Today, the Common Application for the high school graduating class of 2015 went live. The application, which is used as an all-inclusive tool for applying to colleges and universities across the world, is, in many ways, the bane of one’s senior year. Although not every college uses it, many do, especially in America.
It’s straightforward enough: supply the Common App with enough information that if they wanted to, they could steal your identity, then write a few essays, and click send. Easy enough.
Or so it seems.
The summer before my senior year of high school, I stayed up late on the night that the Common App was released. “Late” was an understatement. I stayed up till 3:00 A.M., frantically trying to get into the system so that I could see what I was up against.
Many of my friends did the same thing. None of us were able to properly log into the interface until one or two days later because of glitches. I walked into work the next morning at 8:00 A.M. exhausted from staying up and feeling defeated.
The Common App itself isn’t difficult; what’s difficult is just everything that it entails.
For some, the questions posed are difficult to answer: maybe because of a lack of information, or maybe because the questions strike an emotional chord. What should one write in the space for parental occupations if one’s parents are unemployed? For people of certain ethnicities, the question of whether to disclose that information can be tricky. Should you disclose your personal/professional affiliation with an LGBTQ related organization if you’re applying to a more conservative school?
Everything that is written down (or not written down) can have an effect on the colleges that accept you, which means that your entire future is riding on how well you can showcase yourself in a few pages.
Not only can the questions you answer be difficult, but the act of writing essay after essay can be as well.
I didn’t apply to smaller state schools or local private schools. I applied to mostly highly selective out-of-state institutions, many of which had three to five additional essay prompts. I applied to 15 schools; you can do the math.
The glitches that prevented me from logging into the Common App on its first night live didn’t go away. These problems continued up until my very last application. Essays were lost in formatting as I copied and pasted them into the online interface, and, on a few occasions, the Common App website would crash as I tried to submit my applications. Additionally, transcripts that were sent through the Common App didn’t make it to some of my schools on time.

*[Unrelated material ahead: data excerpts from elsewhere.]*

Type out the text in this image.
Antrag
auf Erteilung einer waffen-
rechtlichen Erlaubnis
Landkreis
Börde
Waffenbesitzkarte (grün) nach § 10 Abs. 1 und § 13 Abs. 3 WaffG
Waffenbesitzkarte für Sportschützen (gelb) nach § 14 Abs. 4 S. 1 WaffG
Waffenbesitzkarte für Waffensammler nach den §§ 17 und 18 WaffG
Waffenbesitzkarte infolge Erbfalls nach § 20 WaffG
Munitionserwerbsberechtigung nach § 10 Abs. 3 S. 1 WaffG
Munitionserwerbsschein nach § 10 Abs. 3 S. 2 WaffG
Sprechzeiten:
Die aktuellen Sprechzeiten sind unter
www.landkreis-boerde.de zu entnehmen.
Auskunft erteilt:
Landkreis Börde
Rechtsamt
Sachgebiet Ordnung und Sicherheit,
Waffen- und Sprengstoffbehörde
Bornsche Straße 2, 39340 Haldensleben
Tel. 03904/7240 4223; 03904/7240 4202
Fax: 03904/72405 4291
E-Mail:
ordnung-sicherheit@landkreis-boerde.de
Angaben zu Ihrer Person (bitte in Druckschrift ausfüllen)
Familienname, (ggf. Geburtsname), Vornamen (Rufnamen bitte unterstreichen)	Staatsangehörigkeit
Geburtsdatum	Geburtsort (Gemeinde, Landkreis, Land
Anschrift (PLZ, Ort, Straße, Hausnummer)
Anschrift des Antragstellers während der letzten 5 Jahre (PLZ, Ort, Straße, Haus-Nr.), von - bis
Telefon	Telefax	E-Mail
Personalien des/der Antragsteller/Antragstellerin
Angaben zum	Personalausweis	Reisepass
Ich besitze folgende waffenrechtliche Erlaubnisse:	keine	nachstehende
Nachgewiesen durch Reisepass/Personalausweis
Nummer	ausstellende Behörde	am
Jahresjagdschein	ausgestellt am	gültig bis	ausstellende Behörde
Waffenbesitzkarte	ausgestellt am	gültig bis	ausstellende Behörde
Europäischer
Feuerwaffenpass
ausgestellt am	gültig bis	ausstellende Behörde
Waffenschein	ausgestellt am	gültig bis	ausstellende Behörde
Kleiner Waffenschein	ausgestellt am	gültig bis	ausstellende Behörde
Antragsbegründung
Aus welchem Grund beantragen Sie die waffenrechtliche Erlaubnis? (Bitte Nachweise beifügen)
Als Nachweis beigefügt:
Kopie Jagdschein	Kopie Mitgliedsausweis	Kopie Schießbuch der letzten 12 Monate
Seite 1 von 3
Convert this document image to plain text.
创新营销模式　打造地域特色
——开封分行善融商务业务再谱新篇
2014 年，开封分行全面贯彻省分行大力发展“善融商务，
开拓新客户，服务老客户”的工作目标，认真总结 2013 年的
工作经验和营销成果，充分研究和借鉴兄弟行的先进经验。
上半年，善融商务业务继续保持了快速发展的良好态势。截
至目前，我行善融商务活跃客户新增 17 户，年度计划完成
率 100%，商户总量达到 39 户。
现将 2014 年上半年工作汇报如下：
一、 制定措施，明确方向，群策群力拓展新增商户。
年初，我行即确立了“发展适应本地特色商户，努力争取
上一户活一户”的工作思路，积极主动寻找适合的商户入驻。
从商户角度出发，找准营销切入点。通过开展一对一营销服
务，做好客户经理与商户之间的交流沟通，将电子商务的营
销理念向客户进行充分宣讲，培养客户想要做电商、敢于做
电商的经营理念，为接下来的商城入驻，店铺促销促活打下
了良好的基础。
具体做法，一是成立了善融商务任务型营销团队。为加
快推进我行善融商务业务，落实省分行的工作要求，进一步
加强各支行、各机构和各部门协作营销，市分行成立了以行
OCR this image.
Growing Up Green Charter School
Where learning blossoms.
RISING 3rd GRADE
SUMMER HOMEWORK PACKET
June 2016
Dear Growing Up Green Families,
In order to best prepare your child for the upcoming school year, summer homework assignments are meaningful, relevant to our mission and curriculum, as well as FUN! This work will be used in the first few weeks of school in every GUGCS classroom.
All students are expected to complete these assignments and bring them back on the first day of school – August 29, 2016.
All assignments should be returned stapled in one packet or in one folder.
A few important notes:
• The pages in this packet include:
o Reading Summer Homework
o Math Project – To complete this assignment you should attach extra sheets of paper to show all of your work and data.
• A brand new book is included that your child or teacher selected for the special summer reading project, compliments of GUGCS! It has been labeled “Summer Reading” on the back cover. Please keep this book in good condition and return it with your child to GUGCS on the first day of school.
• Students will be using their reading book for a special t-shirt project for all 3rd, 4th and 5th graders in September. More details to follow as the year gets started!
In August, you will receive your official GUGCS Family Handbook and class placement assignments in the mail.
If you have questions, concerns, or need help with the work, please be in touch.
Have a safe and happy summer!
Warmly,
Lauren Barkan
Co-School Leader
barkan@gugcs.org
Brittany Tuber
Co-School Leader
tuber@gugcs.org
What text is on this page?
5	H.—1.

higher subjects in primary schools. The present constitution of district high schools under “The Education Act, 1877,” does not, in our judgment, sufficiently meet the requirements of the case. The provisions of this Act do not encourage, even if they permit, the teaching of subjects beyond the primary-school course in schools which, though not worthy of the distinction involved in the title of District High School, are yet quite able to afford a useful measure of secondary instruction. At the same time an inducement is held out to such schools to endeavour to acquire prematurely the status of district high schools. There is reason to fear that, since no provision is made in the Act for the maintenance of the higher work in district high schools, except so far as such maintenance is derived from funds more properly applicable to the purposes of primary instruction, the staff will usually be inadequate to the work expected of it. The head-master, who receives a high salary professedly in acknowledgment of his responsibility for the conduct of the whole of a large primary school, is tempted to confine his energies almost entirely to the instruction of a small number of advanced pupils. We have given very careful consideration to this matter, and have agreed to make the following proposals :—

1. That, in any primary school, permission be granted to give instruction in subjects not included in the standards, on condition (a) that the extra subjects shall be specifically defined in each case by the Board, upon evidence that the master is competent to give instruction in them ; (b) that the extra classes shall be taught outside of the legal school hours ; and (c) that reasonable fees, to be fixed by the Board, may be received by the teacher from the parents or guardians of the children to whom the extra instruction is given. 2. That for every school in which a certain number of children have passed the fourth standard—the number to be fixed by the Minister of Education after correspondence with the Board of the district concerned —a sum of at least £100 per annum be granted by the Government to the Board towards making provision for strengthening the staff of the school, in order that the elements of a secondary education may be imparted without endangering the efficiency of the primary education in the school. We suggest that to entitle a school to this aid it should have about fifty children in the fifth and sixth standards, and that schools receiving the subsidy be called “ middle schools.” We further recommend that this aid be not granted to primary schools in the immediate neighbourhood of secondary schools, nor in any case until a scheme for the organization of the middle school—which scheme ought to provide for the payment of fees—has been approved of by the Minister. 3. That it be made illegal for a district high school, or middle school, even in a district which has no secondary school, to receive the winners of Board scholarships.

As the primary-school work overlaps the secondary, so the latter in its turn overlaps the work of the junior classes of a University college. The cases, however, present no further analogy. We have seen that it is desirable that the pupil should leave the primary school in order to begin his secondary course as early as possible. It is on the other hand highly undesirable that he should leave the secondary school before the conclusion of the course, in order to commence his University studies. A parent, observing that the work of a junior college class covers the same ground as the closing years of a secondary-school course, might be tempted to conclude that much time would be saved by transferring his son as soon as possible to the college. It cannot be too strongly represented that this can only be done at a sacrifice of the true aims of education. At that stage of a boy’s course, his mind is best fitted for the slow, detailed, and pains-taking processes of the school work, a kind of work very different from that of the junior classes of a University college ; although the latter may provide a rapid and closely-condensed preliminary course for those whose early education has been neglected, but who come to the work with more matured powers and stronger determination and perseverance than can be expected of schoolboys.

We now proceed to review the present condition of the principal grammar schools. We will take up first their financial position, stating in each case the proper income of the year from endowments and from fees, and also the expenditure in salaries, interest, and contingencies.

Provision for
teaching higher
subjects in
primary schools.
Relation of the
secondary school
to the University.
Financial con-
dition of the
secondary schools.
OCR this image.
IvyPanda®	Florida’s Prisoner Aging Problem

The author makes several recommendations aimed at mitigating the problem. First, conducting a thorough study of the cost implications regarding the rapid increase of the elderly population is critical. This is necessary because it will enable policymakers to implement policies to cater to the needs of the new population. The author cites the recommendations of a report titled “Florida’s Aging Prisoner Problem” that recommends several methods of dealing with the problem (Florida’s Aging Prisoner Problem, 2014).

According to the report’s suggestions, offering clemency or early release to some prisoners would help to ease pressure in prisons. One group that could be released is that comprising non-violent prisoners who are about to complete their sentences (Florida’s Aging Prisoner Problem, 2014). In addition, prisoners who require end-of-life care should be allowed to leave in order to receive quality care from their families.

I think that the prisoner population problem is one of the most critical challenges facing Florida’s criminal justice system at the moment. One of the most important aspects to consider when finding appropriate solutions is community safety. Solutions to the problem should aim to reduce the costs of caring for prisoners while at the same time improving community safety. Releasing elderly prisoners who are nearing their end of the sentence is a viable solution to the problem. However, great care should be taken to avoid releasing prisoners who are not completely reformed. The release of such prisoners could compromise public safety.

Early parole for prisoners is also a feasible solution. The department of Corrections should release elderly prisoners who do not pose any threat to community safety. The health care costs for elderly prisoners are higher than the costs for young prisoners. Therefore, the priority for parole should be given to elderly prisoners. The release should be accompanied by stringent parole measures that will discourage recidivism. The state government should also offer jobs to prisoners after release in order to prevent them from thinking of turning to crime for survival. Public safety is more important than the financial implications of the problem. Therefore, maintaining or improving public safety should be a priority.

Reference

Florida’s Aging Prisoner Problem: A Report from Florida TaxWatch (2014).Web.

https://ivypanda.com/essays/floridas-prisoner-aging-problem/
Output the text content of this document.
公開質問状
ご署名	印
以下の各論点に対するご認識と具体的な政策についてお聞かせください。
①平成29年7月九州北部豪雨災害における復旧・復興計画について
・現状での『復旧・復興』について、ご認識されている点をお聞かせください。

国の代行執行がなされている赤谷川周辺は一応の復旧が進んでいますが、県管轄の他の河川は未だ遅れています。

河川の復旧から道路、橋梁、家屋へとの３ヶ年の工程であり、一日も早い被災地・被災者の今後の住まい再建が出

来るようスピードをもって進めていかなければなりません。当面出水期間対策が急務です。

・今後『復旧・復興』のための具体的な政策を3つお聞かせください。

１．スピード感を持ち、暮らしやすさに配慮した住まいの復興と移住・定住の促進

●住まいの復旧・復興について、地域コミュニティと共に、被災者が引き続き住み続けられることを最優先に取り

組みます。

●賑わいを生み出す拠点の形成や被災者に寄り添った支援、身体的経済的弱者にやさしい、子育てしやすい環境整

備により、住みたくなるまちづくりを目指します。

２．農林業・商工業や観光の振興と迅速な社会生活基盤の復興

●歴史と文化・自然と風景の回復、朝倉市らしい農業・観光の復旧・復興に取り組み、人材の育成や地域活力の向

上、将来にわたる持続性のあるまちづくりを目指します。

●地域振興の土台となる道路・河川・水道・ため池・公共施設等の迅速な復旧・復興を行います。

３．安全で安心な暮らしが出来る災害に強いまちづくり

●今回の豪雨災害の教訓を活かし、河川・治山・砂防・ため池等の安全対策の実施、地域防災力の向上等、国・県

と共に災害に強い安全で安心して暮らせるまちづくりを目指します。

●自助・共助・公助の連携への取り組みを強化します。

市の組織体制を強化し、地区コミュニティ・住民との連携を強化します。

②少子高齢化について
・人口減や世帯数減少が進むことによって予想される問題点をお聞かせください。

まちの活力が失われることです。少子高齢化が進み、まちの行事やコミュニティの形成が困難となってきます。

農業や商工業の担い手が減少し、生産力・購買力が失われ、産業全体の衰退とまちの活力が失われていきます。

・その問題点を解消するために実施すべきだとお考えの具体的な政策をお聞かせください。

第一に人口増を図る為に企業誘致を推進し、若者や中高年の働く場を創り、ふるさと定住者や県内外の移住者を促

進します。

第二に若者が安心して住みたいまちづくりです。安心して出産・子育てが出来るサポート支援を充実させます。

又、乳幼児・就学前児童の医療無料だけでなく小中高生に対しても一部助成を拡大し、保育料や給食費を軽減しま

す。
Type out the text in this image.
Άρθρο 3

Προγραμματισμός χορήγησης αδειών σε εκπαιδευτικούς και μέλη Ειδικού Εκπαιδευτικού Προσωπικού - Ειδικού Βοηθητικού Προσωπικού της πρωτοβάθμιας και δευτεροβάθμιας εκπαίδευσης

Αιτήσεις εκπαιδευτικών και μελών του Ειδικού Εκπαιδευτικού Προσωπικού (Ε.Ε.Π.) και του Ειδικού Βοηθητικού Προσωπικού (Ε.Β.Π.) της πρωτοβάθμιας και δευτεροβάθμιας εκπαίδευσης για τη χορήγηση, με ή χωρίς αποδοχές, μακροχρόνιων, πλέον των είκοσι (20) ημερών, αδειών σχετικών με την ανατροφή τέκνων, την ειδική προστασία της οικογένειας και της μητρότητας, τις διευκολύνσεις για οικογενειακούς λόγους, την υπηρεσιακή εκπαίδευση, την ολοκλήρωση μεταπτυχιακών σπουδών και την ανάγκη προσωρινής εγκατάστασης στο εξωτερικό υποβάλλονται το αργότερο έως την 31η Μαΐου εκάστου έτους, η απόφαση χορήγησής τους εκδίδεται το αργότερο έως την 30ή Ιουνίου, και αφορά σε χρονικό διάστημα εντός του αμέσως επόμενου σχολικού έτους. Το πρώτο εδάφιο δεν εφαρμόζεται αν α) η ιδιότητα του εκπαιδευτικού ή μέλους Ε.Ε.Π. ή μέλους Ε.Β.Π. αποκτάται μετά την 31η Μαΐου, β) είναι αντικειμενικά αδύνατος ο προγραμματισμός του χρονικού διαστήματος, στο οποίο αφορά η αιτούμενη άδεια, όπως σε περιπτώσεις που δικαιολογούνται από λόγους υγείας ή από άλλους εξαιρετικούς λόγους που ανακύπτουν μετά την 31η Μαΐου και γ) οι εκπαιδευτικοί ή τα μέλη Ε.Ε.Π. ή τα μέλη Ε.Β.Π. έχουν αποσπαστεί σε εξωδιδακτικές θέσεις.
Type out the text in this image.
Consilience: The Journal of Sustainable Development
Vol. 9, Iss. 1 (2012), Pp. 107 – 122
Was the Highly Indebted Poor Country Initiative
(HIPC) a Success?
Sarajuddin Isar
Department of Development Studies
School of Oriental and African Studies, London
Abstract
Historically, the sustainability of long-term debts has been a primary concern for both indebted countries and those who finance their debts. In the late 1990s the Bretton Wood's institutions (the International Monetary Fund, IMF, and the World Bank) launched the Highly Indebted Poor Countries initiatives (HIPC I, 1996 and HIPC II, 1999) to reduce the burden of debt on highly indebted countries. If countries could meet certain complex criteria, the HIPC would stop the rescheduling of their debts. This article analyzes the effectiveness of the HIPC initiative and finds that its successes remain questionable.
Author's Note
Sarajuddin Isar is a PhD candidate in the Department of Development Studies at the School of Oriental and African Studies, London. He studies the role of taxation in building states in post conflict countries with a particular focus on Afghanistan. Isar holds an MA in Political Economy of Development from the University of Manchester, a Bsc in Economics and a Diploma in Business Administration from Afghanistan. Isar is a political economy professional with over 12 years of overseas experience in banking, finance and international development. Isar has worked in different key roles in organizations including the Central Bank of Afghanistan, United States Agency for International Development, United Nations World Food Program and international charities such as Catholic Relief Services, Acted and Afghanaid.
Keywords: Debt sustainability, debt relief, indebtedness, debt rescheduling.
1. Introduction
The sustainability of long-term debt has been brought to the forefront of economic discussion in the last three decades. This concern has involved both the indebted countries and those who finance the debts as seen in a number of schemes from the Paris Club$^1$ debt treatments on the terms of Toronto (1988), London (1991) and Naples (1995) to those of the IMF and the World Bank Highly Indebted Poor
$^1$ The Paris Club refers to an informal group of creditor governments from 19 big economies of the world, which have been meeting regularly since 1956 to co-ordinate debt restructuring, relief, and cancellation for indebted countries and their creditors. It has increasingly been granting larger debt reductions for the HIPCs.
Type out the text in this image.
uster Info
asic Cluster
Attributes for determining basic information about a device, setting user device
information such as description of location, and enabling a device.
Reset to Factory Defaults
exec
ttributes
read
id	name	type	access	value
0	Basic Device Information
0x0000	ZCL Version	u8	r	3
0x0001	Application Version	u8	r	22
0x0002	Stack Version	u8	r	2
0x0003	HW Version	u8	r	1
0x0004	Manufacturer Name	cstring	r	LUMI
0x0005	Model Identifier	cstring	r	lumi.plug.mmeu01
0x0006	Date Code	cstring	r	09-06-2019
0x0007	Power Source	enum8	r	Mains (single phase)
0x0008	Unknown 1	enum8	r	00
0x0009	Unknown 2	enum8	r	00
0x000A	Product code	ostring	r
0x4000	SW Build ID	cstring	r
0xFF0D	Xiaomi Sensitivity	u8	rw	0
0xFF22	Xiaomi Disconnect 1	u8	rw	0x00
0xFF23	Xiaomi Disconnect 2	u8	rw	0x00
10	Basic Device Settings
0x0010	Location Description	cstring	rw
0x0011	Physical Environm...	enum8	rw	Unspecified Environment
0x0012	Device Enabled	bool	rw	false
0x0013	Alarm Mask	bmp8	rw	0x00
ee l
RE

Navigating a glitchy website wasn’t all that was required. From asking teachers to take the time out of their overly busy lives and write me a recommendation to staying on hold with admissions departments while I was on the bus on my way from high school to the university I took all my classes at, it was insanely time consuming.
It was also extremely emotionally difficult.
My entire social circle from my high school was filled with low-income inner-city students that had dreams of Case Western, Johns Hopkins, Harvard, Oberlin, Barnard, Smith, Carnegie Mellon, Pomona, and other similar schools. We all set a high bar for ourselves.
Our conversations revolved around the Common App nonstop. How many colleges did you apply to? How many supplements are for that school? Have you “demonstrated interest” yet? Do you need help with your essays?
We were all helpful to each other. But we also were living with toxic levels of stress, family issues, money problems, anxiety, depression, and the nagging feeling of the fear that we’d make one simple mistake with transcripts or an essay and ruin our chances forever.
We cried in the bathroom. Vented while on the bus. Whispered while we were at the university we all took classes at, so as to not let anyone know we were still technically in high school. We argued with parents who were not supportive of our decision to leave the city or leave for college in general. We haggled with family members over the money we needed in order to send our test scores. We curtly told each other to “pull yourself together” even when we were in the midst of breakdowns and insecurities.
And we fought, not only with each other, but also with ourselves.
It wasn’t all bad, though. In a way, the Common App was like a game. Survival of the fittest, except our lives weren’t on the line—our futures were. We didn’t find out whether we won the game until March. But even for the people who didn’t get into their top choice, they are still better off because of the process.
It requires a certain level of discipline to curb your wanton desire to compulsively read books (or browse Facebook, or watch Orange is the New Black) and sit down and write. To concentrate. Not only this, but the level of introspection and creative writing demanded by the Common App help people to improve their writing skills, which is crucial to college success.